To establish the sensitivity and specificity of a diagnostic test, the prevalence of the disorder needs to be considered for sample size calculations of cases and controls to be undertaken [Reference Flahault, Cadilhac and Thomas36]. Without this knowledge it is impossible to determine whether the study population is representative of the population to which the test will be applied. It is likely that much larger sample sizes including cases and controls would have been required in both studies. While this might be true from a statistical point of view, both studies included the total sample of individuals known to their respective services at a point in time. This clearly creates a range of difficulties for anyone trying to conduct accuracy assessments of psychometric tools in this population. The prevalence of personality disorders in the population was unknown and estimates from other studies range widely [Reference Fisher, Bandini, Casale, Ferruccio, Meriggiola and Gualerzi21, Reference Meybodi, Hajebi and Jolfaei22]. Even if it was possible to calculate sample sizes of cases and controls based on prevalence figures, it may be impossible to recruit enough cases for future studies.
5. Conclusion
Reference test assessment increased the prevalence of personality disorder in both studies. While personality traits are believed to be stable over many years, it is unclear whether other factors, such as prior exposure to gender affirming treatments, cultural variables or experience of transphobia could have impacted on the index test results of both studies.
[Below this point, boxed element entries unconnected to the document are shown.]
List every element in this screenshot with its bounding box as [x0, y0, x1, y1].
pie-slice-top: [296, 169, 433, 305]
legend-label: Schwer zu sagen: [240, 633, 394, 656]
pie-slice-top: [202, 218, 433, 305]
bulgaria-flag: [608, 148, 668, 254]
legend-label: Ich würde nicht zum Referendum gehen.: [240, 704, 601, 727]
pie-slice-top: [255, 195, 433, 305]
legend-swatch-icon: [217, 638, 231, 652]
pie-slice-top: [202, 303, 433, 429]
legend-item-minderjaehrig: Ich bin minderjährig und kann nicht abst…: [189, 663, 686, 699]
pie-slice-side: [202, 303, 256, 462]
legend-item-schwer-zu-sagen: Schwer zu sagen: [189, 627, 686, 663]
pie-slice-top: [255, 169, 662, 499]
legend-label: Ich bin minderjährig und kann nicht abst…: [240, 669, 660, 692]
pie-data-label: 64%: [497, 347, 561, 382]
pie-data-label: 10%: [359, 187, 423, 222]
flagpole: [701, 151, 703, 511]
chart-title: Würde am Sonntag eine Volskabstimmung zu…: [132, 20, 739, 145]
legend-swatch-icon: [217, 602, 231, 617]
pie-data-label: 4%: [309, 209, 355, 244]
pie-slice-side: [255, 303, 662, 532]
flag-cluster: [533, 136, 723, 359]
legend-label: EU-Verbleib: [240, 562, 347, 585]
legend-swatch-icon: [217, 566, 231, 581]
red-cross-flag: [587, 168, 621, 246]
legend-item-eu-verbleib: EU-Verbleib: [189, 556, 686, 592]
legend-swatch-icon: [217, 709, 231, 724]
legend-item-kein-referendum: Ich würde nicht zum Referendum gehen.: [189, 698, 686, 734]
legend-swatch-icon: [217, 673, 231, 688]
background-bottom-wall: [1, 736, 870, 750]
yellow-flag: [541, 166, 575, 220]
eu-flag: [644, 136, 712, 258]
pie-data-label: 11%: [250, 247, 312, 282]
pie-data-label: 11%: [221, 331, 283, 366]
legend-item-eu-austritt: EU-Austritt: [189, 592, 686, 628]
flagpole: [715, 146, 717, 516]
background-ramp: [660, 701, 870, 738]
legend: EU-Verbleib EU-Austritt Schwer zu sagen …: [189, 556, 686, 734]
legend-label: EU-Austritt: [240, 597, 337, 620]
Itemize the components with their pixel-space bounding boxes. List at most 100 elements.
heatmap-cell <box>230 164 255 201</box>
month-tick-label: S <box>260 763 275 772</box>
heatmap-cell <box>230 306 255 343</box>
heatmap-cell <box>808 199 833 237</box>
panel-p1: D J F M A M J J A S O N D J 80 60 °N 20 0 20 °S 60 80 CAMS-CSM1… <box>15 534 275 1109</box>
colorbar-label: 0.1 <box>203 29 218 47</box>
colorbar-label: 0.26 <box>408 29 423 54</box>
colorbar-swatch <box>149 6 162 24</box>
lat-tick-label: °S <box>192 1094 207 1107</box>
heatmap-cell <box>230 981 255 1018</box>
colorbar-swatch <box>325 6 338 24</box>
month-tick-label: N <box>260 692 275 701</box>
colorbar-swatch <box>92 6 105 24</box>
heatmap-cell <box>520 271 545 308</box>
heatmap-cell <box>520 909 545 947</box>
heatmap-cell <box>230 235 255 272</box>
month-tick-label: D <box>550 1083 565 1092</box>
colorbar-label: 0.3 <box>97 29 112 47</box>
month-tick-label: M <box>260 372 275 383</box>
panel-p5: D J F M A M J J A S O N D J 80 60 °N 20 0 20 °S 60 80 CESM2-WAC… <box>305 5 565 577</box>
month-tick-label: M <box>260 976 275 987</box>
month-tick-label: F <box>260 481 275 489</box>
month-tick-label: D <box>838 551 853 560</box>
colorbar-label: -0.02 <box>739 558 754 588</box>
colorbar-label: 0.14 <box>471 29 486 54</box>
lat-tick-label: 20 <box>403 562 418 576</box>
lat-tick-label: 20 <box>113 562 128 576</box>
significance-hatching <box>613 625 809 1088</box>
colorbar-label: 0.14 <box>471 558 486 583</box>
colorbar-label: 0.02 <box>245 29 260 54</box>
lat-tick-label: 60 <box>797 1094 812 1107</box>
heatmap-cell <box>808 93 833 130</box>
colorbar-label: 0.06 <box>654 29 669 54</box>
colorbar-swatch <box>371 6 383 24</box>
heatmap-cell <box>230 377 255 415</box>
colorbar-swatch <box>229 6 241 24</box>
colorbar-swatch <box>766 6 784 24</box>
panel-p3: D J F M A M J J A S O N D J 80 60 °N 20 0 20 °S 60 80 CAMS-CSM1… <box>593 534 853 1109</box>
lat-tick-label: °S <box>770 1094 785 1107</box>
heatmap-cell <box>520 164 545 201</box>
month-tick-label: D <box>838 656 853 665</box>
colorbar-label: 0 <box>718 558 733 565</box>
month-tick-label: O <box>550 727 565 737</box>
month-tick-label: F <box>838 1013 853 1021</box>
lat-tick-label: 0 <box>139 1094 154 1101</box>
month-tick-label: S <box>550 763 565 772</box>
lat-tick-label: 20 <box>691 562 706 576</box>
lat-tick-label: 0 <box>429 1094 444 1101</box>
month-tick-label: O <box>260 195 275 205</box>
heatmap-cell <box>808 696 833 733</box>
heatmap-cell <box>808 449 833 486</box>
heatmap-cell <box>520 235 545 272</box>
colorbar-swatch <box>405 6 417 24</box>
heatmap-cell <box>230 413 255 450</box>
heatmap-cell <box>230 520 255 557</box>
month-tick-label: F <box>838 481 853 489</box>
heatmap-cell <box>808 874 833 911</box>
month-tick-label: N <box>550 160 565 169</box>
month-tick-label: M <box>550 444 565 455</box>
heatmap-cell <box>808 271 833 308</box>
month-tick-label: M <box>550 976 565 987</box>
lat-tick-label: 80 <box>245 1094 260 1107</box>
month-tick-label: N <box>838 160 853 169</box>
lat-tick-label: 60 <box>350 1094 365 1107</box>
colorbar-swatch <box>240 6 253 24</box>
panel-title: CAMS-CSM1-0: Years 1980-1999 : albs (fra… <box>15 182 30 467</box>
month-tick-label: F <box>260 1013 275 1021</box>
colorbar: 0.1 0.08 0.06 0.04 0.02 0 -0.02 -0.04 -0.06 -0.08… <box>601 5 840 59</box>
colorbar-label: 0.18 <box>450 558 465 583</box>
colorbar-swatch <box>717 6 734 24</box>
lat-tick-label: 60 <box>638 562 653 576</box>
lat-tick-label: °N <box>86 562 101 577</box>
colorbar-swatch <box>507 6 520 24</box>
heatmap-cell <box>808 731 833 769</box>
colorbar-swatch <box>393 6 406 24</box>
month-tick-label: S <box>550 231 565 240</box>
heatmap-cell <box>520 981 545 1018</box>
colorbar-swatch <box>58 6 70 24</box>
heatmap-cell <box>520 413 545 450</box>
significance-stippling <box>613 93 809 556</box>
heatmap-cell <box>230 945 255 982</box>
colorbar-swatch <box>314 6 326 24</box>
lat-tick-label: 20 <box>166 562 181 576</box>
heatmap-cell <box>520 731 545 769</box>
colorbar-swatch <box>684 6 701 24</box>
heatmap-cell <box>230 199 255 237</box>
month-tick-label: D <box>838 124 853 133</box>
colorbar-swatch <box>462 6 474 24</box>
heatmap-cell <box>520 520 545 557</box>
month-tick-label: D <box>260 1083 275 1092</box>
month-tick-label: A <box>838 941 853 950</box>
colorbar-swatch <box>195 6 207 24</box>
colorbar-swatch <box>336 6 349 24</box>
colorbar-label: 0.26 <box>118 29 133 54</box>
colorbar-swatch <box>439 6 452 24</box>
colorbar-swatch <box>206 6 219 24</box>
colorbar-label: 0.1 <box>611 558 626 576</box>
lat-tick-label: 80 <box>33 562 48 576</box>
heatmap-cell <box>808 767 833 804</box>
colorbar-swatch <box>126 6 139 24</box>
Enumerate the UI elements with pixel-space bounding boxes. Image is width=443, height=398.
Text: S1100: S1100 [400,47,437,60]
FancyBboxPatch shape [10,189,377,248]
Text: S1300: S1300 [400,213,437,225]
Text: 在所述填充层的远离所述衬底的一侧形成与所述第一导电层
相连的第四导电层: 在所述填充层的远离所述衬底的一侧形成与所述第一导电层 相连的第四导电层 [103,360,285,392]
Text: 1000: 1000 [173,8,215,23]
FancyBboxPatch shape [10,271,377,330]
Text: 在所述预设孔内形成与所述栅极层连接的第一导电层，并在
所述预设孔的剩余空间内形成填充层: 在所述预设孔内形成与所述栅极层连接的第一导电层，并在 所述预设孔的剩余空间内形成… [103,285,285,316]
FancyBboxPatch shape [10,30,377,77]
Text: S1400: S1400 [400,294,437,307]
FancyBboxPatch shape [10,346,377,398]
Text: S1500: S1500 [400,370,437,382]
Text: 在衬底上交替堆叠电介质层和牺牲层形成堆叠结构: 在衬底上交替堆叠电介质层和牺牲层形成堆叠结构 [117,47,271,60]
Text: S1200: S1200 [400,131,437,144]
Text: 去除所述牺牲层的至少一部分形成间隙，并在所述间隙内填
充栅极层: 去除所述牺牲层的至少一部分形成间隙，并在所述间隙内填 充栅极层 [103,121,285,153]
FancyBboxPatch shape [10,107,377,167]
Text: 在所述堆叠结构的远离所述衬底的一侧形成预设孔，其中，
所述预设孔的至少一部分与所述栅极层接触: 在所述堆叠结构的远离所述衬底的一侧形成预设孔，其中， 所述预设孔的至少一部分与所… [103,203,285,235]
Psychometric tools continue to be used to assess personality disorders in this population, despite the absence of normative data for scoring and comparative reference tests. Thus, individuals may be excluded from accessing gender affirming treatments based on clinical practice which does not have any evidence base. There is a clear gap in our current knowledge related to the reliability of psychometric assessment tools in this population. Future studies looking at the accuracy of psychometric assessment tools require larger sample sizes and knowledge of prevalence rates of personality disorders in this population. Tests also need to be developed based on normative data for the transgender not cisgender population. The development of any new normative data in this population will be very complex due to intersectionality. Individuals requesting gender affirming treatments are not a homogenous group and may belong to multiple marginalised groups for example due to their gender identity, ethnicity, sexuality or disability [Reference Beattie and Lenihan58]. Without further research and understanding of intersectionality and cultural variables impacting on personality assessments in this population we are at risk of marginalising individuals even further.
Authorship contribution
All persons (Katrin Lehmann, Professor Gerard Leavey) who meet authorship criteria are listed as authors, and all authors certify that they have participated sufficiently in the work to take public responsibility for the content, including participation in the design of the systematic review, data collection process, analysis and interpretation, drafting and revision of this article.
Funding
Katrin Lehmann is funded through the Public Health Agency Northern Ireland Research and Development Fellowship award to undertake a PhD. No additional funding was obtained for this review.
Declaration of Competing Interest
The authors have no conflict of interest to declare.